Rogers (1969) is useful for staff adoption because he stresses ownership and relevance, yet his learner-centred assumptions can underplay novice need for explicit guidance. Kirschner, Sweller and Clark (2006) argue that minimal guidance often fails when learners lack secure schemas, so AI literacy cannot be left to exploration alone. Teachers need worked examples, clear boundaries and direct modelling.

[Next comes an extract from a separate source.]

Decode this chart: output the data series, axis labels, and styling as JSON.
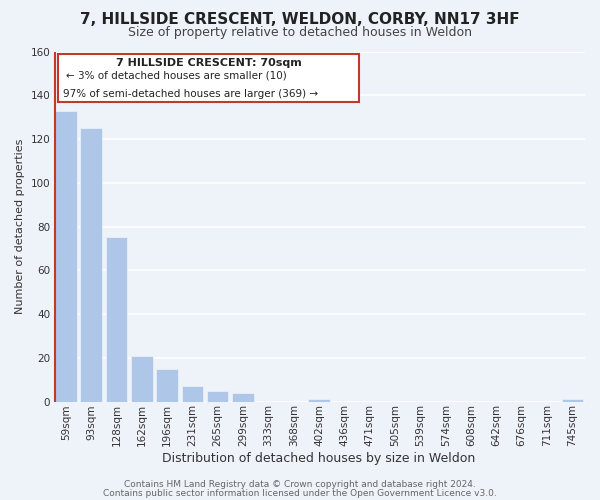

The evidence base is also unstable. Williamson, Macgilchrist and Potter (2023) warn that education technology is shaped by market power, platform design and proprietary data systems. AI tools change silently through model updates, so a study of one tutoring tool may not apply six months later. Cultural limits matter too: many policy templates are written from English-language, Global North assumptions and may miss local norms about language, privacy, disability and authority.
There are practical limits around cost, access and sustainability. Learners with paid tools may gain advantages, while high-compute systems raise environmental questions (Bender et al., 2021). Despite these limits, the underlying policy approach retains enduring value when it treats AI as a governed teaching tool, keeps human judgement central and is reviewed with staff, learners and families.
Kirschner, P. (2006). Why minimal guidance during instruction does not work.
Rogers, C. (1969). Freedom to learn.
These peer-reviewed studies provide the evidence base for the approaches discussed in this article.
Schools must use trauma-informed approaches (HEARTS). This whole-school program prevents issues and supports learners. It creates safer, supportive schools. (Cole et al., 2005; Cook-Harvey et al., 2018; Reddy et al., 2018)
J. Dorado et al. (2016)
HEARTS helps build trauma-informed schools; this is key when AI impacts learner wellbeing. AI policies must keep environments safe and supportive for vulnerable learners. Consider changes to teaching and data privacy (Cole et al., 2005).
Indonesia's sexuality education needed an enabling environment (Astuti et al., 2023). Implementation research showed key findings (Astuti et al., 2023). Researchers explored factors that affect learner engagement (Astuti et al., 2023). Understanding these factors helps create effective interventions (Astuti et al., 2023).
M. van Reeuwijk et al. (2023)
Researchers explore what helps create good sexuality education (study by names/dates). AI policies must support teaching sensitive topics. Use AI tools responsibly. Protect learner privacy and wellbeing.